At the time, I saw Belle and, yes, even Ariel, as very feminist heroines. Punky was no longer on the air, Buffy did not yet exist, and Disney’s newest princesses were a lot better than their old ones (shell bras notwithstanding). They had nothing on Charlotte Doyle or Jo March, but compared to everything else on television or in the movies (for kids, I mean - this was the year of Fried Green Tomatoes, Thelma and Louise, and Silence of the Lambs), a heroine who reads incessantly and another who defies her father simply because she’s so damn curious***** seemed practically revolutionary. The lyrics the characters sang helped a lot in forming my opinion of them as feminist heroines. It’s hard to listen to

Bright young women
Sick of swimmin’
Ready to stand
several times and not see unsubtle hints of feminism, no matter how much heteronormative propaganda is thrown in for good measure.

That night, though, I began thinking of the implications of lines****** like
I don't see how a world that makes such wonderful things - could be bad.
And later, what it must have felt like to write songs like The Mob Song:
We're not safe until he's dead
He'll come stalking us at night
Set to sacrifice our children to his monstrous appetite
Kill the Beast!
and Human Again:
When I'm human again, only human again,
When the world once more starts making sense
knowing that one would almost certainly die soon from a disease that far too many people thought of as God’s punishment for being gay - a word many people are unable to differentiate from pedophile.

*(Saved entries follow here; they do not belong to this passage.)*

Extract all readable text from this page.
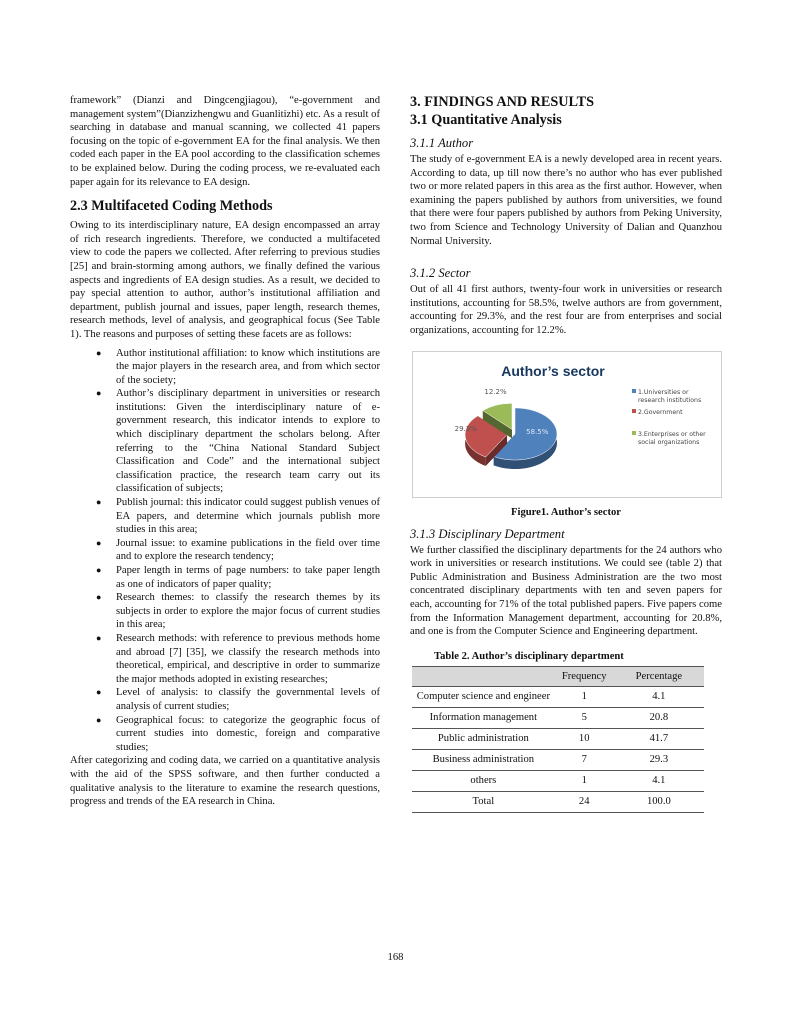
framework” (Dianzi and Dingcengjiagou), “e-government and management system”(Dianzizhengwu and Guanlitizhi) etc. As a result of searching in database and manual scanning, we collected 41 papers focusing on the topic of e-government EA for the final analysis. We then coded each paper in the EA pool according to the classification schemes to be explained below. During the coding process, we re-evaluated each paper again for its relevance to EA design.

2.3 Multifaceted Coding Methods

Owing to its interdisciplinary nature, EA design encompassed an array of rich research ingredients. Therefore, we conducted a multifaceted view to code the papers we collected. After referring to previous studies [25] and brain-storming among authors, we finally defined the various aspects and ingredients of EA design studies. As a result, we decided to pay special attention to author, author’s institutional affiliation and department, publish journal and issues, paper length, research themes, research methods, level of analysis, and geographical focus (See Table 1). The reasons and purposes of setting these facets are as follows:

● Author institutional affiliation: to know which institutions are the major players in the research area, and from which sector of the society;
● Author’s disciplinary department in universities or research institutions: Given the interdisciplinary nature of e-government research, this indicator intends to explore to which disciplinary department the scholars belong. After referring to the “China National Standard Subject Classification and Code” and the international subject classification practice, the research team carry out its classification of subjects;
● Publish journal: this indicator could suggest publish venues of EA papers, and determine which journals publish more studies in this area;
● Journal issue: to examine publications in the field over time and to explore the research tendency;
● Paper length in terms of page numbers: to take paper length as one of indicators of paper quality;
● Research themes: to classify the research themes by its subjects in order to explore the major focus of current studies in this area;
● Research methods: with reference to previous methods home and abroad [7] [35], we classify the research methods into theoretical, empirical, and descriptive in order to summarize the major methods adopted in existing researches;
● Level of analysis: to classify the governmental levels of analysis of current studies;
● Geographical focus: to categorize the geographic focus of current studies into domestic, foreign and comparative studies;

After categorizing and coding data, we carried on a quantitative analysis with the aid of the SPSS software, and then further conducted a qualitative analysis to the literature to examine the research questions, progress and trends of the EA research in China.

3. FINDINGS AND RESULTS
3.1 Quantitative Analysis
3.1.1 Author

The study of e-government EA is a newly developed area in recent years. According to data, up till now there’s no author who has ever published two or more related papers in this area as the first author. However, when examining the papers published by authors from universities, we found that there were four papers published by authors from Peking University, two from Science and Technology University of Dalian and Quanzhou Normal University.

3.1.2 Sector

Out of all 41 first authors, twenty-four work in universities or research institutions, accounting for 58.5%, twelve authors are from government, accounting for 29.3%, and the rest four are from enterprises and social organizations, accounting for 12.2%.

Author’s sector
58.5%
29.3%
12.2%	1.Universities or research institutions
2.Government
3.Enterprises or other social organizations
Figure1. Author’s sector
3.1.3 Disciplinary Department

We further classified the disciplinary departments for the 24 authors who work in universities or research institutions. We could see (table 2) that Public Administration and Business Administration are the two most concentrated disciplinary departments with ten and seven papers for each, accounting for 71% of the total published papers. Five papers come from the Information Management department, accounting for 20.8%, and one is from the Computer Science and Engineering department.

Table 2. Author’s disciplinary department
	Frequency	Percentage
Computer science and engineer	1	4.1
Information management	5	20.8
Public administration	10	41.7
Business administration	7	29.3
others	1	4.1
Total	24	100.0
168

When Disney announced years later that they were extending health benefits to gay partners (and I consequently learned for the first time that they hadn’t before) I wondered what it must have felt like for Bill Launch to stand up there and accept an Oscar for a song his loved one had written – even as the company that had made money off the song acted as though such relationships either didn’t exist or weren’t worthy of respect.

When the idiot of the day complains about the campiness of Spongebob Squarepants, and warns parents not to let their children watch the show because it promotes ‘alternative” lifestyles, or when the Baptists began their boycott of all things Disney because the company finally extended health benefits to partners of gay employees, I always wonder if any of these people have ever really listened to the part in Beauty and the Beast where the mob cries:
We don't like
What we don't understand
In fact it scares us

I rather think the answer must be "no."

*I regret to inform you that you will never hear stories about my punk rock days. I am a complete geek, through and through.

**Turns out my elementary school vice-principal was gay. Which I did sorta suspect at the time since I knew that he had a male roommate, but lived in a big house up in the foothills and so likely didn’t have a roommate for financial reasons. They now have a ranch together in Montana. I kid you not. :)

***Lesbians seemed to be completely invisible

****Dental dams were not mentioned however, which is further support for Amanda’s argument.

*****Ok, yes, she was curious about a boy. But still, she was curious before the boy came along, too.

******This line is spoken, not sung, but it is spoken close enough to the beginning of one of the songs that it’s hard to imagine that whoever wrote the words didn’t mean for them to have larger significance.